Chikungunya : une vingtaine de cas autochtones identifiés dans l’Hexagone
Au 17 août, « 3 épisodes de chikungunya totalisant 25 cas » ont été recensés en France métropolitaine, principalement dans le Tarn et en Gironde, selon un bilan hebdomadaire de Santé publique France. Parallèlement, quatre cas de dengue, correspondant à trois épisodes, ont été signalés dans le Tarn, l’Hérault et la Dordogne.
Ces chiffres demeurent largement inférieurs aux plus de 800 cas autochtones identifiés l’an dernier en métropole. Ce niveau exceptionnel était en partie attribuable à l’importation de cas en provenance de La Réunion, qui a été touchée par une épidémie sans précédent depuis deux décennies.
La transmission du chikungunya, d’un humain à un autre par le moustique tigre, témoigne de l’implantation persistante de cette maladie sur le territoire français depuis plusieurs années.

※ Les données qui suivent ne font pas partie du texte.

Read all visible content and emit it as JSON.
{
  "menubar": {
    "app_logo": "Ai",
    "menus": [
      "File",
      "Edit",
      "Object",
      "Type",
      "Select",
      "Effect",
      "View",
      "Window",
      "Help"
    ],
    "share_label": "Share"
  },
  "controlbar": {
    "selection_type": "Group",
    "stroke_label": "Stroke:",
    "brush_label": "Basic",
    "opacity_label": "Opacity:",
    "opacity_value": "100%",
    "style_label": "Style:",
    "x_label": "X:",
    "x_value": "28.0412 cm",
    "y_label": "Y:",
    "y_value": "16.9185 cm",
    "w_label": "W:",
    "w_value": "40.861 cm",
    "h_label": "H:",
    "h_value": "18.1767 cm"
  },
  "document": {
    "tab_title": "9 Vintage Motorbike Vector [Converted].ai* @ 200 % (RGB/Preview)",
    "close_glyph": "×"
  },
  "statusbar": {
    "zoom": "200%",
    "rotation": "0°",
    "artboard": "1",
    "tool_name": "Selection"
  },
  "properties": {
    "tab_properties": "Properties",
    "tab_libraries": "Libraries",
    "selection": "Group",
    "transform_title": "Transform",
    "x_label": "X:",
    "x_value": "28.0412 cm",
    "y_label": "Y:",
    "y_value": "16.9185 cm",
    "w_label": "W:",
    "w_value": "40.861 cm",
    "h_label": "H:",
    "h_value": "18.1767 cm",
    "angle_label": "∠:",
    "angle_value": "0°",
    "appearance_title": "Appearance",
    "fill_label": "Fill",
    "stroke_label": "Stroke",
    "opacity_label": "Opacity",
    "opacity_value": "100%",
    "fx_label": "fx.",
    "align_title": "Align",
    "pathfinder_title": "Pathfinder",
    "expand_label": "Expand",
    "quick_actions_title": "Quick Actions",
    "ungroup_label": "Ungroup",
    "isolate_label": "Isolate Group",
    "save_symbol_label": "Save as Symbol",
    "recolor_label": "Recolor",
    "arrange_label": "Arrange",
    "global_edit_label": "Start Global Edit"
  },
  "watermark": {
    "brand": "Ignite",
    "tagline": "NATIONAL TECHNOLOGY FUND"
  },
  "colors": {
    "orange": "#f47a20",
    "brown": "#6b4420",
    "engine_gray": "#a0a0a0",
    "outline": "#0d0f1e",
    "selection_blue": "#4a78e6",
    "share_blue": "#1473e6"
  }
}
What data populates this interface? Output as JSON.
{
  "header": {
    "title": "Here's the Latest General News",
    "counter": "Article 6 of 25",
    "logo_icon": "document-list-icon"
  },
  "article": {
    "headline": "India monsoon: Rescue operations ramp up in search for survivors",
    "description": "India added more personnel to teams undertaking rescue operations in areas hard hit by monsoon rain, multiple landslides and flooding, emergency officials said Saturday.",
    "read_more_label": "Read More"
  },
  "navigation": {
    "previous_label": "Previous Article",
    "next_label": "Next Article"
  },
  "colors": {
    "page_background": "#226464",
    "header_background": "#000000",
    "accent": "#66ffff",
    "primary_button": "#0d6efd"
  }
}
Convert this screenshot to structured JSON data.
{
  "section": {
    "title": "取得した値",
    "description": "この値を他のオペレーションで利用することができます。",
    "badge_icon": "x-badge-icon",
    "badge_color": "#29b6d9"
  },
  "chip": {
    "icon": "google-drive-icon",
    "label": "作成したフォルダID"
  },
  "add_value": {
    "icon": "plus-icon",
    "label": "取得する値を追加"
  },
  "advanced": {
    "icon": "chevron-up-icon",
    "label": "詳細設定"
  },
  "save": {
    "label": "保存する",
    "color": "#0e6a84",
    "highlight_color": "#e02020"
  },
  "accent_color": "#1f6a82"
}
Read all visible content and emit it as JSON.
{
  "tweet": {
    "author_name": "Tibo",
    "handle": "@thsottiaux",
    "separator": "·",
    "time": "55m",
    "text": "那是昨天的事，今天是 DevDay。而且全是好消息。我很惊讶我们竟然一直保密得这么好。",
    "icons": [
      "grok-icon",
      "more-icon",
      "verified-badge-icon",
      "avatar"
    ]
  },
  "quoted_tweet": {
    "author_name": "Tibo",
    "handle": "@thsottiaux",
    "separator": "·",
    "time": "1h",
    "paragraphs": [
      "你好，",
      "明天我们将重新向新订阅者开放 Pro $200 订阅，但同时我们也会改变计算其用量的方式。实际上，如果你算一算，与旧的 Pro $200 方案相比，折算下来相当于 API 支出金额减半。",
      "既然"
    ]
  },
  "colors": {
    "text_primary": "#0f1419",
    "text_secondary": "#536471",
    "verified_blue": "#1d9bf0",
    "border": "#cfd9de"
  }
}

En effet, le réchauffement climatique, associé à la mondialisation et à l’urbanisation, a facilité l’extension du moustique tigre dans des régions où il était absent il y a quelques décennies.
Autrefois limité aux zones tropicales et subtropicales, ce moustique est désormais présent dans 83 départements de France métropolitaine, et sa période d’activité s’étend de mai à novembre.
En outre, Santé publique France a également signalé 18 cas de fièvre West Nile depuis le début de l’été, cette maladie étant transmise par une autre espèce de moustique plus couramment présente en métropole, avec des cas identifiés non seulement dans le Sud mais également en région parisienne.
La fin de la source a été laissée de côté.